In terms of age to start, the thought is to begin in your 30s. I started at 35 at a 3mg/week dose. Dr. Mikhail Blagosklonny, the leading researcher on rapamycin as a therapeutic to attack cellular senescence and mTOR driven aging, has written about this:

As an anti-aging drug, rapamycin prevents age-related diseases rather than cure complications of diseases. Rapamycin will prevent organ failure but not reverse it. … rapamycin will be most useful to slow down senescence and to prevent diseases” Treatment should be started early in life but not earlier than growth is completed. For example, rapamycin may be considered from the age of 21–25 (just an example). This may seem at odds with the work showing rapamycin treatment started at the age of 20 months (old mice) was as effective as treatment started at the age of 9 months . However, this result should not be overgeneralized, as the result may depend on specific conditions, mouse strains and doses. In fact, this was challenged by additional experiments (rapamycin plus acarbose) by the same authors. Also, adaptation to rapamycin may explain the result. I suggest that an early-onset treatment in post-development with low doses that would be gradually increased to maximal anti-aging doses by the age of 50 (an arbitrary age) would be most effective.

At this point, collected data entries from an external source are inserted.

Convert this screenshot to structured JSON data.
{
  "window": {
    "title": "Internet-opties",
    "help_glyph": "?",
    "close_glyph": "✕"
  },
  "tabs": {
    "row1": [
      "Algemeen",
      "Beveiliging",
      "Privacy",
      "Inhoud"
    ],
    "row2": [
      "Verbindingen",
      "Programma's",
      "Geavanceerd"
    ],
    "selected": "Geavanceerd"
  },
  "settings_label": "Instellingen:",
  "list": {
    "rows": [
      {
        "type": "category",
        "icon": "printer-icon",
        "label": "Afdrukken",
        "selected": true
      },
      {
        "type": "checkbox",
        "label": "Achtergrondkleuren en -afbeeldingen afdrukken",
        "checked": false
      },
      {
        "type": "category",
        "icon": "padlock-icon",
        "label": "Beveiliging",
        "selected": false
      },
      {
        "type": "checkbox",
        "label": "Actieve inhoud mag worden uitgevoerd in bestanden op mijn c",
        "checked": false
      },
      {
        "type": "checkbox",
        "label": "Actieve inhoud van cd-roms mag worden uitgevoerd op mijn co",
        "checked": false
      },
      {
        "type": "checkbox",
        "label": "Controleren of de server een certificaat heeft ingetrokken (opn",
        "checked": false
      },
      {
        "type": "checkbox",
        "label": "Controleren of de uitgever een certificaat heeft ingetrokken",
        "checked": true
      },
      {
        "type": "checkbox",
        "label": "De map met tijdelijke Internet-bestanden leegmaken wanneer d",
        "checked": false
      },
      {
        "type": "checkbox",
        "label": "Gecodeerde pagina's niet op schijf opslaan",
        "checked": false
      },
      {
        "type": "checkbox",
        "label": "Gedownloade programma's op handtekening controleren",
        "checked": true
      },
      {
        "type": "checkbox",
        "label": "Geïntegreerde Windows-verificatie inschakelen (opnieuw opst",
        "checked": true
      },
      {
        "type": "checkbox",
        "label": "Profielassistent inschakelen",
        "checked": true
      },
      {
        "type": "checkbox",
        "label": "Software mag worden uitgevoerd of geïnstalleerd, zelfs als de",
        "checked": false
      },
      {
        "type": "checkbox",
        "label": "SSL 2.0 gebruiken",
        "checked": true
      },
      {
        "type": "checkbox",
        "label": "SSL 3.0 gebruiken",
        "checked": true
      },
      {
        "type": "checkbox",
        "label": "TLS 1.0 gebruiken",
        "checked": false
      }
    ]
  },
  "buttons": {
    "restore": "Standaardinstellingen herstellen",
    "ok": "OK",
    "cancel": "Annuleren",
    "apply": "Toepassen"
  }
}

Some other articles to explain the concept of mTOR driven aging that I think you would find helpful are here:

Overall, rapamycin is used to slow down the progression of cellular hyperfunction by inhibiting mTOR, to increase one’s healthspan and prevent having an age-related disease.

I am considering taking rapamycin. I am 64 years old. Is this too old to begin rapamycin?

Thank you, Mary Beth

@MBWiener, about 1/3 of the patients we treat are 65 and up. The utility of rapamycin is to slow the process of mTOR-driven aging and lower the burden of senescent cells regardless of age. Dr. Mikhail Blagosklonny would suggest that rapamycin provides this benefit at all ages but should be avoided for young people still growing.

Thank you very much!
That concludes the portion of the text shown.